Nous nous félicitons de ce qu’un accord ait été trouvé pour séparer le vote de la fin de la taxe professionnelle pour les entreprises du financement des collectivités territoriales, dont nous débattrons ultérieurement.

De même, nous sommes heureux que le président de notre groupe ait accepté qu’un amendement fixe une période probatoire avant l’adoption définitive du texte : la simulation, l’évaluation et la correction des données sont indispensables.

J’organiserai mon propos autour de deux grands axes : la fiscalité des entreprises et les ressources des collectivités territoriales. Ces deux thèmes correspondent aux deux temps de la réforme, telle qu’elle a été récemment redéfinie par le Gouvernement.

Nous examinerons donc dès à présent la suppression proprement dite de la taxe professionnelle et son remplacement par deux nouvelles cotisations pour les entreprises, tandis que le débat sur la compensation transitoire pour les collectivités en 2010 est reporté au mois de décembre.

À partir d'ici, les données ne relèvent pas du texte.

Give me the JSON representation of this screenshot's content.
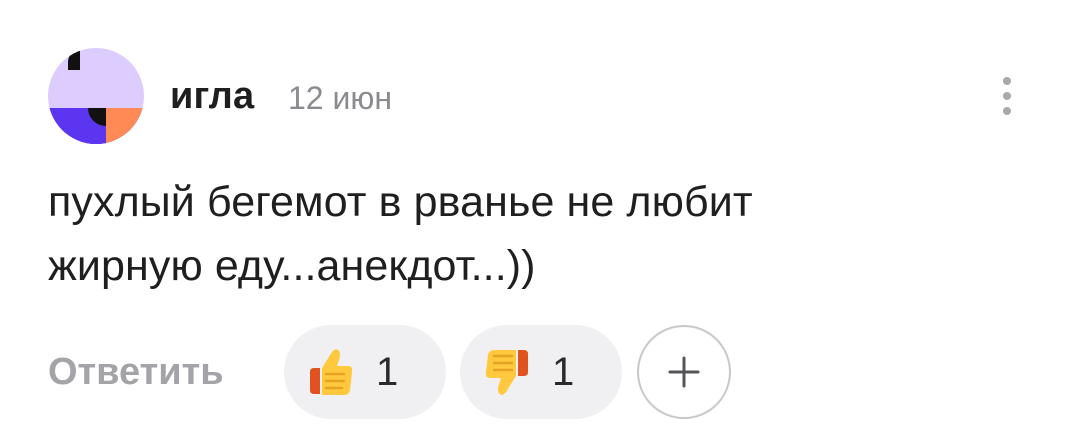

La réforme de la taxe professionnelle ne sera définitive qu’après la réforme des collectivités et de leurs compétences, ce qui n’est que bon sens. Avec nombre de mes collègues, nous attendions ces décisions logiques et indispensables.

Permettez-moi de faire quelques remarques en tant que chef d’entreprise.

Pour les entreprises, la réforme de la taxe professionnelle doit permettre un allégement de charges d’environ 4, 3 milliards d’euros. Il est nécessaire de maintenir ce niveau d’allégement pour que la réforme contribue à l’amélioration de la compétitivité de l’économie française. Mais je tiens à souligner que la taxe professionnelle n’est que l’un des éléments du parcours en faveur de la compétitivité des entreprises ; ce n’est pas l’essentiel pour éviter le risque de délocalisation.

Il y a quelques mois, Carlos Ghosn, patron ô combien ! emblématique, indiquait que la problématique de son entreprise pour la production d’un nouveau modèle était un écart de 1 400 euros par voiture, selon qu’elle était fabriquée en France ou dans un pays de l’est de l’Union européenne : 240 euros sont liés à la taxe professionnelle et 1 160 euros aux charges sociales.

Depuis l’après-guerre, la France a fait le choix de faire supporter l’excès de charges sociales et fiscales par les entreprises en plombant leur croissance.

Il faut savoir que l’autofinancement des entreprises françaises représente à peine la moitié de celui des entreprises allemandes et britanniques, soit un manque de 120 milliards d’euros.

Les prélèvements obligatoires, par rapport au PIB, s’établissent ainsi à 44 % pour les entreprises françaises, à 37 % pour les entreprises britanniques et à 36 % pour les entreprises allemandes.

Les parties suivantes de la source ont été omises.